Sheinbaum and President Donald Trump earlier this month reached a deal to postpone crushing 25% tariffs on Mexican exports to the United States in exchange for Mexico stepping up its fight against the drug cartels flooding America with the deadly illicit drug fentanyl.

In return, the U.S. is supposed to step up its interdiction of firearms being illegally crossed into Mexico.

Mexico in the past has let in American military advisers into its territory, but always on training missions, U.S. security experts say.

“It’s important to say the Green Berets’ role is going to be just that: Training,” said Scott Stewart, vice president of intelligence for international security consultant TorchStone Global. “It’s not like they’re sending in the SEALs, the Delta (Force) or the (Army) Rangers. It’s not like we are seeing the deployment of combat troops or combat aircraft.”

Mexican news media, however, earlier this month reported the presence of an alleged American spy plane off the coasts of Baja California and possibly Sinaloa. The Mexican government denied any unauthorized air incursions.

Stewart said the Mexican government may have allowed the presence of such an airplane so it could pass on intelligence to its law enforcement agencies.

“That may be an attempt to increase signals intelligence – that plane is a vacuum, it sucks up all communications – but I think it would be intelligence to pass to the Mexican marines and not necessarily in preparation for a U.S. airstrike or something,” Stewart said.

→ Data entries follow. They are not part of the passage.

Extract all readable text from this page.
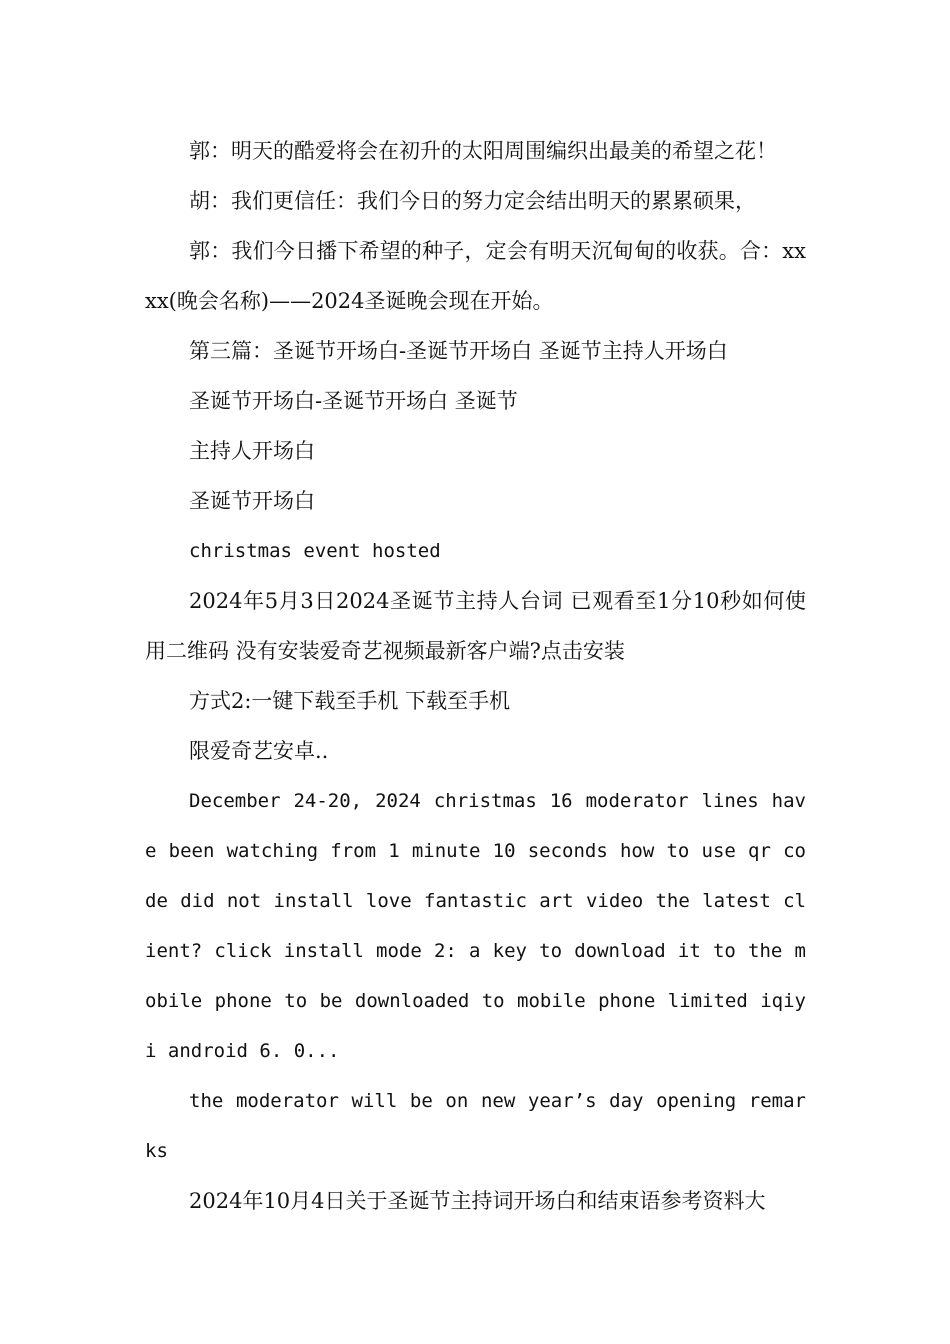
郭：明天的酷爱将会在初升的太阳周围编织出最美的希望之花！

胡：我们更信任：我们今日的努力定会结出明天的累累硕果，

郭：我们今日播下希望的种子，定会有明天沉甸甸的收获。合：xxxx(晚会名称)——2024圣诞晚会现在开始。

第三篇：圣诞节开场白-圣诞节开场白 圣诞节主持人开场白

圣诞节开场白-圣诞节开场白 圣诞节

主持人开场白

圣诞节开场白

christmas event hosted

2024年5月3日2024圣诞节主持人台词 已观看至1分10秒如何使用二维码 没有安装爱奇艺视频最新客户端?点击安装

方式2:一键下载至手机 下载至手机

限爱奇艺安卓..

December 24-20, 2024 christmas 16 moderator lines have been watching from 1 minute 10 seconds how to use qr code did not install love fantastic art video the latest client? click install mode 2: a key to download it to the mobile phone to be downloaded to mobile phone limited iqiyi android 6. 0...

the moderator will be on new year’s day opening remarks

2024年10月4日关于圣诞节主持词开场白和结束语参考资料大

Signals intelligence means decrypting and interpreting cellphone, radio and radar signals that have been intercepted from an adversary.

Mexico has traditionally been very guarded when it comes to letting in American troops – ever since the U.S. took half of its territory in 1848, political experts say. That is unlikely to change even with the threat of tariffs if Mexico doesn’t continue to slow the flow of migrants or fentanyl to the U.S.

Stewart agrees.

“I think this is mostly designed to prompt the Mexican government to do more and at the same time it looks like the Americans are trying to help them by training them some more,” he said.

The truce on the Mexican tariffs ends in March.